Your New Year's Resolution, should you choose to accept it: go see Juno. OK, so I am giving away the store by telling you up front that Juno is a great movie and you should run, not walk, to see it. I'm also recommending Bella, an indy arthouse film with similar themes of unwanted pregnancy and the support of family.
Most of you probably know the premise of Juno already: a sassy 16-year-old gets pregnant out of wedlock and discovers to her surprise that she can't quite go through with an abortion although, as she says, she has heard the troubling rumor that pregnancy often leads to an infant. Which is undesirable. So she answers an ad in the Penny Saver from a perfect-seeming 30-something couple looking to adopt. Before I saw the movie, I read several coy reviews that suggested this couple (sensitively rendered by Jason Bateman and Jennifer Garner) are not what they seem. That’s true, but it’s not as sinister as it sounds. They’re not hiding deep dark secrets; they’re just flawed, complex people who love each other but disappoint each other too – very much like people in real life, but very unlike people in most 90-minute comedies. What ensues is a coming-of-age story that manages to be
both hilarious and thoughtful. Ellen Page deserves every bit of the Oscar buzz she has been generating for her role as the title character. Juno is on the surface a tough-as-nails, sardonic wiseass, a hundred pounds of hoodied ’tude. However, she is never cynical about people, and in fact reveals a heart so pure and loyal that it broke my heart. I can’t remember the last time a film made me laugh and cry simultaneously, but the combination of Page’s performance and Diablo Cody’s edgy screenplay did just that. I would love to see Page nominated for an Oscar. (She will never win, because comedies are notoriously overlooked by Oscar and because of the Kate Winslet rule: beautiful actresses cannot win an award until they make themselves ugly. See Halle Berry in Monster’s Ball, Charlize Theron in Monster, and Nicole Kidman with an unforgivable schnoz in The Hours. Ellen Page never stops being adorable in this movie, even when she’s about to drop a kid, so she’s automatically out of the running.)

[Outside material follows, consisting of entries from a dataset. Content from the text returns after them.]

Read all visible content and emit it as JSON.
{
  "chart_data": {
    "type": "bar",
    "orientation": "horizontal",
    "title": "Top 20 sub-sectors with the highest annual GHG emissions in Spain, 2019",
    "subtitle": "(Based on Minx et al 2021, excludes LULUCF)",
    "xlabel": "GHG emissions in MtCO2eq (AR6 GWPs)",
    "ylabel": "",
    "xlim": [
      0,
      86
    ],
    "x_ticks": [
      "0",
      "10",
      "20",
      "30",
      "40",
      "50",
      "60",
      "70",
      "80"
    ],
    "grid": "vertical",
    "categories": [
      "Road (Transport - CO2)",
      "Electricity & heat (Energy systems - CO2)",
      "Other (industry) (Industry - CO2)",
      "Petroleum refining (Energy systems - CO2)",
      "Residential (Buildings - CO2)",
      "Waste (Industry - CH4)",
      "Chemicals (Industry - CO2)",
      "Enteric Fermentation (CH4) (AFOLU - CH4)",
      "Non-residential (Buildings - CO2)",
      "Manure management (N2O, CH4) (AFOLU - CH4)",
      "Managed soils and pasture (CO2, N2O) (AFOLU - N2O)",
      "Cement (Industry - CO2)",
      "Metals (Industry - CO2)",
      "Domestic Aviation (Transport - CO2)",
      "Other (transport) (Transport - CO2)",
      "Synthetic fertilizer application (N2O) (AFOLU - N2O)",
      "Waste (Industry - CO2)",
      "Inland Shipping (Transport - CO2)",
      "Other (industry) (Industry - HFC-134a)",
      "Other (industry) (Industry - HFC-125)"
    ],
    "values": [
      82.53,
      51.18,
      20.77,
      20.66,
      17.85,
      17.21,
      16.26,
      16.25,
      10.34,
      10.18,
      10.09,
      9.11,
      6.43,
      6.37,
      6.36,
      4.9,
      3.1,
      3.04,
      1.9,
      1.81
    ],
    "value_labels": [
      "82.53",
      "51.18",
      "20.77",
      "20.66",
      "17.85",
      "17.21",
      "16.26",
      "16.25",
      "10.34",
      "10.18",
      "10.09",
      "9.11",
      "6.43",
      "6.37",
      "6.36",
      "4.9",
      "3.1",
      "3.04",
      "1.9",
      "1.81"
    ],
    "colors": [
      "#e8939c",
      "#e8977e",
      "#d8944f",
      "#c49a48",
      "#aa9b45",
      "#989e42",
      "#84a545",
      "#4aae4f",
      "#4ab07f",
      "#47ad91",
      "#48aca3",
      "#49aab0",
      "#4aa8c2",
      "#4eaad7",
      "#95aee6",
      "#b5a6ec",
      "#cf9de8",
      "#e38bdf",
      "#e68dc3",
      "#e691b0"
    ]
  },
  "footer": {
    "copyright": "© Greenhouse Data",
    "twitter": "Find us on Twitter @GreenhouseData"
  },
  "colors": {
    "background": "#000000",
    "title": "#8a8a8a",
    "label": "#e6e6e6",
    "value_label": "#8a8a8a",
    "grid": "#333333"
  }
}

Another movie out this winter in limited release addresses many of the same themes as Juno, but with an earnest, almost treacly emotionalism. Bella is an arthouse favorite that won the audience choice award at the Toronto Film Festival. In it, a waitress at a family-run Mexican restaurant in New York is fired for repeated tardiness. In protest, chef José (who is also the brother of the restaurant owner) follows her out and they wind up spending the day together. He learns that she is pregnant and quietly sets about teaching her the value of her baby, whom she plans to abort. Bella is a beautifully filmed movie, where whole stretches go by with no dialogue and the director (a first-timer!) relies on visual symbolism to invoke a feeling. It mostly works, and I happened to like the dreamy and non-linear quality of the storytelling; the saintly José, of course, has a past, which is carefully explored through flashbacks. But that same non-linear quality makes for an ending so ambiguous that at the end of the film, a stranger approached me and my friend Peggy and asked, “Did you understand what just happened? What really happened there, anyway?”
Bella is a deeply Christian movie, and it offers a profound message not only about the sanctity of human life but also about the power of redemption from sin. It is well-executed and very moving, especially considering that it was created on a shoestring budget by people with no reputation or hope of national distribution. Now that they have managed to get some decent distribution, my fear is that only about 3.5 Christians in America will actually see this movie. So many Christians seem to be put off by the whole indy/arthouse scene, if they even live in cities large enough to have access to it. But the irony of that is that if you took out all the subtitles and tidied up the ending, this movie is perfectly in line with mainstream American flicks made by various evangelicals. It even has the overwrought emotion down pat, which was my chief criticism—in my view, less would have been more. But it is a lovely movie overall, and well-deserving of a larger audience than it is likely to get. If it doesn’t play in any theaters near you, it will definitely be worth a rental.
Just saw Juno, and we loved it. I just blogged about it and linked to your post.